I can’t imagine many theatres were keen to give such a thrusting provocation a platform, venerated though Johnson is. Bravo to the unfunded, open-minded Menier, then. Whatever the shortcomings of the piece – there’s a smack of contrivance about Lucy’s presence and caricature stalks the four couples – it’s defined by rollicking dialogue, good old-fashioned writerly craft and an implicit faith in theatre as a forum for exploring difficult, even taboo, subjects.
Johnson eases us into things via enjoyable lashings of middle-class inhibition and marital dissatisfaction in the des-res kitchen as things hot up elsewhere (the carry-on happens off-stage). The gags fly thick and fast. “What are your safe words?” Amanda Ryan’s archetypally bling Russian Magdalena (reluctantly hitched to Timothy Hutton’s ageing wealthy American hipster Jeff) is asked. “Don’t Stop!” she drolly responds. With Johnson directing a crack cast, much of the humour lies in minutiae. “How do I look?” asks Will Barton’s oafish Tim, ravaged by time and drugs. “Like a bewildered corpse,” replies Jason Merrells’s recoiling host.
A sobering conversational quality descends, as Pooya Mohseni’s Lucy finds herself the object of discussion and a magnet for barbs, especially from her rival in the glamour stakes, Lisa Dwan’s glinting Gilly, clinging to an unassailable sense of womanhood.
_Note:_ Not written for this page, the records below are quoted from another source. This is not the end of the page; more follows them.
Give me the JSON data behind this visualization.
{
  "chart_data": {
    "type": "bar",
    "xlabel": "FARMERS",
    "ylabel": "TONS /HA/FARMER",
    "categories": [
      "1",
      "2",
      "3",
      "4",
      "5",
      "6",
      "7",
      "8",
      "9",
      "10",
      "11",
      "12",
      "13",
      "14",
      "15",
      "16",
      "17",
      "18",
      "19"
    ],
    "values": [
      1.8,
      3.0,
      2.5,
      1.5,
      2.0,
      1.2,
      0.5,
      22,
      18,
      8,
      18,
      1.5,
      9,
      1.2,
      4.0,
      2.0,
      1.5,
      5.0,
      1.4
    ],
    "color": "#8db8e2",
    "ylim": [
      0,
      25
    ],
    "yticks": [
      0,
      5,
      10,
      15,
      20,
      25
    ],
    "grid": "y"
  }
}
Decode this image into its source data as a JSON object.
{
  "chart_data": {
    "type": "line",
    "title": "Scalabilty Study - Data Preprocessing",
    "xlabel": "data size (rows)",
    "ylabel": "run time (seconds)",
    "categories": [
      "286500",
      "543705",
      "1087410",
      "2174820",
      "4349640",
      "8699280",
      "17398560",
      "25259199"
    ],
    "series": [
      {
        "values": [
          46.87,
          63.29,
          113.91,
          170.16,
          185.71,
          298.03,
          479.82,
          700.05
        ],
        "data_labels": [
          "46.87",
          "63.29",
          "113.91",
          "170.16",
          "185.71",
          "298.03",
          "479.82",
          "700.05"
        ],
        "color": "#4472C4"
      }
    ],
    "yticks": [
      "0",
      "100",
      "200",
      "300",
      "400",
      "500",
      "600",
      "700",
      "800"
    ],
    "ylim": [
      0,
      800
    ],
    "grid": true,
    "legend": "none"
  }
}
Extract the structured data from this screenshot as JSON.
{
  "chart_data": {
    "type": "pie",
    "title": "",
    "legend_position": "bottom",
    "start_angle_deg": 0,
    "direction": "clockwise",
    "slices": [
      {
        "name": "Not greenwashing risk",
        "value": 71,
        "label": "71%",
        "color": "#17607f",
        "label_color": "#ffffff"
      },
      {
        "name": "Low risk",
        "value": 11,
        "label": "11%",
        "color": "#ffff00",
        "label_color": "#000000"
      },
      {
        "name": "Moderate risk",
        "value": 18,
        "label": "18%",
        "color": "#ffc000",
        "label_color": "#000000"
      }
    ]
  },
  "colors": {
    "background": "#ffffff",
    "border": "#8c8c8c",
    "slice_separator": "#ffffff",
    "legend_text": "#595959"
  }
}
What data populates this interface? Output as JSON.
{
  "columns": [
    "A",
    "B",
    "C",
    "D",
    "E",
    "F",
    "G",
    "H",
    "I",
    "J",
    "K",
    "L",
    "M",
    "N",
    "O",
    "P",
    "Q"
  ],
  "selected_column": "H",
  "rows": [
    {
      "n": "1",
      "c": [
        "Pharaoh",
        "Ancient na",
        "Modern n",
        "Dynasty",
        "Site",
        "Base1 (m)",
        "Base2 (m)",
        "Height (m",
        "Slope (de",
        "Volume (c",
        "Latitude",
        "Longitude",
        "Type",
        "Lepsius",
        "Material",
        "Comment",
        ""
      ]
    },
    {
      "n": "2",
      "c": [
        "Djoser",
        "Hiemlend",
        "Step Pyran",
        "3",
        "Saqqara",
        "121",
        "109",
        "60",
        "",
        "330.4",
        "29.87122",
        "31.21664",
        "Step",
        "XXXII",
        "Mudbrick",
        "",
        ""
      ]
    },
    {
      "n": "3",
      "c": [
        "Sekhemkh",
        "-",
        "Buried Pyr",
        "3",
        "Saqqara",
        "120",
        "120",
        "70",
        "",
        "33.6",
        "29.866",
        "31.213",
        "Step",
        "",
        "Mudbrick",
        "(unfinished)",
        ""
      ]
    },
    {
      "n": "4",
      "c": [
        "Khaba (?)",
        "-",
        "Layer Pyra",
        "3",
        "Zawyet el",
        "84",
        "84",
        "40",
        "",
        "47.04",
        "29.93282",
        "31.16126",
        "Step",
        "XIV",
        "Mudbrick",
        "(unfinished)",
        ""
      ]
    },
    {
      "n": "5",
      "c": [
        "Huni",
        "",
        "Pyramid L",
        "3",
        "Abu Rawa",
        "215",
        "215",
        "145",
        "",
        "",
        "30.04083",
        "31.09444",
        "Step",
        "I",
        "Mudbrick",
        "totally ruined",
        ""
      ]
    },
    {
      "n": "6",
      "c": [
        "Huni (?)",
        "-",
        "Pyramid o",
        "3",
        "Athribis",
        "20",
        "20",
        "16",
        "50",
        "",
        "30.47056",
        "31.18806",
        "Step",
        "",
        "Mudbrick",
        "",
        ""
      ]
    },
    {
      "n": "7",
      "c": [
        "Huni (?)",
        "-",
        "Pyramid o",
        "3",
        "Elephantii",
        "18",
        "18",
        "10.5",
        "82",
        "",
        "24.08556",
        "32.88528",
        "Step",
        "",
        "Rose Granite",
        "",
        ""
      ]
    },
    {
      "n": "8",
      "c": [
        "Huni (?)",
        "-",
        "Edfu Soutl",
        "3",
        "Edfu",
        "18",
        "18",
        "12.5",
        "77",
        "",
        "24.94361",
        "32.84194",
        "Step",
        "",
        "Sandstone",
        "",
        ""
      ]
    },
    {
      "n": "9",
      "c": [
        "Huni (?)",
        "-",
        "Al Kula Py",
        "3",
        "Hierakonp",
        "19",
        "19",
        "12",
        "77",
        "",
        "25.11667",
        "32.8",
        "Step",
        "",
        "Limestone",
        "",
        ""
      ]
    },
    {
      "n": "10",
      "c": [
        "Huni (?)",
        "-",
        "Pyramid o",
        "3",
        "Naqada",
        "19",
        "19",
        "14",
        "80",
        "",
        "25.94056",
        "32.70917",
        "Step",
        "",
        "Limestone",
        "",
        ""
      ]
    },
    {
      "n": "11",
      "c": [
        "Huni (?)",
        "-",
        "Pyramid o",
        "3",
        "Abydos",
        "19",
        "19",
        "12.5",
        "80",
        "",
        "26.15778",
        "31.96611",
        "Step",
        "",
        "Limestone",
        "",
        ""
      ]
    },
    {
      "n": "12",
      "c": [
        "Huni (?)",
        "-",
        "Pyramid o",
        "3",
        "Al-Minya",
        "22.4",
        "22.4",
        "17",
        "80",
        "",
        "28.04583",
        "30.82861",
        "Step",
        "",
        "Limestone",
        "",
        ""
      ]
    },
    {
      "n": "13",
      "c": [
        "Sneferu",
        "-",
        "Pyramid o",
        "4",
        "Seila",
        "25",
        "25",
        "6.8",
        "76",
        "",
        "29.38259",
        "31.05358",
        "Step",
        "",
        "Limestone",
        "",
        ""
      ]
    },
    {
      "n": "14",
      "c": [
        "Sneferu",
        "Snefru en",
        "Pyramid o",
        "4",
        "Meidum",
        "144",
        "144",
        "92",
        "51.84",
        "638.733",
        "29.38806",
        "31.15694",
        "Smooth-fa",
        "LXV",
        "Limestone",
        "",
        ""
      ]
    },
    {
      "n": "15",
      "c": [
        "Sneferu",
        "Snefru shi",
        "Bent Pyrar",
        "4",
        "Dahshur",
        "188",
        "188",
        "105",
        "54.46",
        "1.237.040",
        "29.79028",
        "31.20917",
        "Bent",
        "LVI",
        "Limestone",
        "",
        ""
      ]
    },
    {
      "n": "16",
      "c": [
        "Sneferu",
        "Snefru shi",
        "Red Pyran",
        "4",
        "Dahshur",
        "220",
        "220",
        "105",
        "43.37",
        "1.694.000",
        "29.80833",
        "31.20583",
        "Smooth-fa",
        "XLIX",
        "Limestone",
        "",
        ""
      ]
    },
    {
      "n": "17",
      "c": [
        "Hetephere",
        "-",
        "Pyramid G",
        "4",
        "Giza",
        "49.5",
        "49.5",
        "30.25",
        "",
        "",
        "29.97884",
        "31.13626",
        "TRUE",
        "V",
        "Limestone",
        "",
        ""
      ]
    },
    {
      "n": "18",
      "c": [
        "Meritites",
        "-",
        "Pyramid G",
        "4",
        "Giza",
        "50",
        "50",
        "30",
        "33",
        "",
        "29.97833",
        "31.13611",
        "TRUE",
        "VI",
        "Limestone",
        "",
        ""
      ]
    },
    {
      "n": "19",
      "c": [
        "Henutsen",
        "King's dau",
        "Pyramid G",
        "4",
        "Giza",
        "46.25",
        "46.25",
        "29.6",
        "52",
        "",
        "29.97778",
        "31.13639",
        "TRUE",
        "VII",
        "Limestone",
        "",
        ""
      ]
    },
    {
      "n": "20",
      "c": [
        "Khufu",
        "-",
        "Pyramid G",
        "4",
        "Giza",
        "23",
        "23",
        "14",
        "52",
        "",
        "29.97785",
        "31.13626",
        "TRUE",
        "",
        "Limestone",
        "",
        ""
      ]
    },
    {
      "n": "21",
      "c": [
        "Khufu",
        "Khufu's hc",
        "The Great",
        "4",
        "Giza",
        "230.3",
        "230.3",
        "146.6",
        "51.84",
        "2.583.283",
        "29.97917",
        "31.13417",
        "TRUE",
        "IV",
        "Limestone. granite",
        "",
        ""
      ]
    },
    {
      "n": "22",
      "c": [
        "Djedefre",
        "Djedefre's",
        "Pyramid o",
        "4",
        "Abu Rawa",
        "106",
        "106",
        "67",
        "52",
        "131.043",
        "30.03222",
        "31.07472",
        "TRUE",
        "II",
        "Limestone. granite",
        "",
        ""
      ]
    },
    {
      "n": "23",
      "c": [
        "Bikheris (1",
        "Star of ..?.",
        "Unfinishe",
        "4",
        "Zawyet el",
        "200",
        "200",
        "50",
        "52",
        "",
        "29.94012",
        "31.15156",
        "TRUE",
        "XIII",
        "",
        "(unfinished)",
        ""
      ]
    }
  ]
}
But the sheer poise Mohseni (an Iranian American trans actor) brings to the role, all dignity and hard-won wisdom, has its own power and dampens down an incendiary topic without snuffing it out. For all its knowing bouts of crassness, The Sex Party is sensitively handled. A return to form for Johnson, it invites us to think about what we choose, who we choose, and how we arrive at being truly ourselves.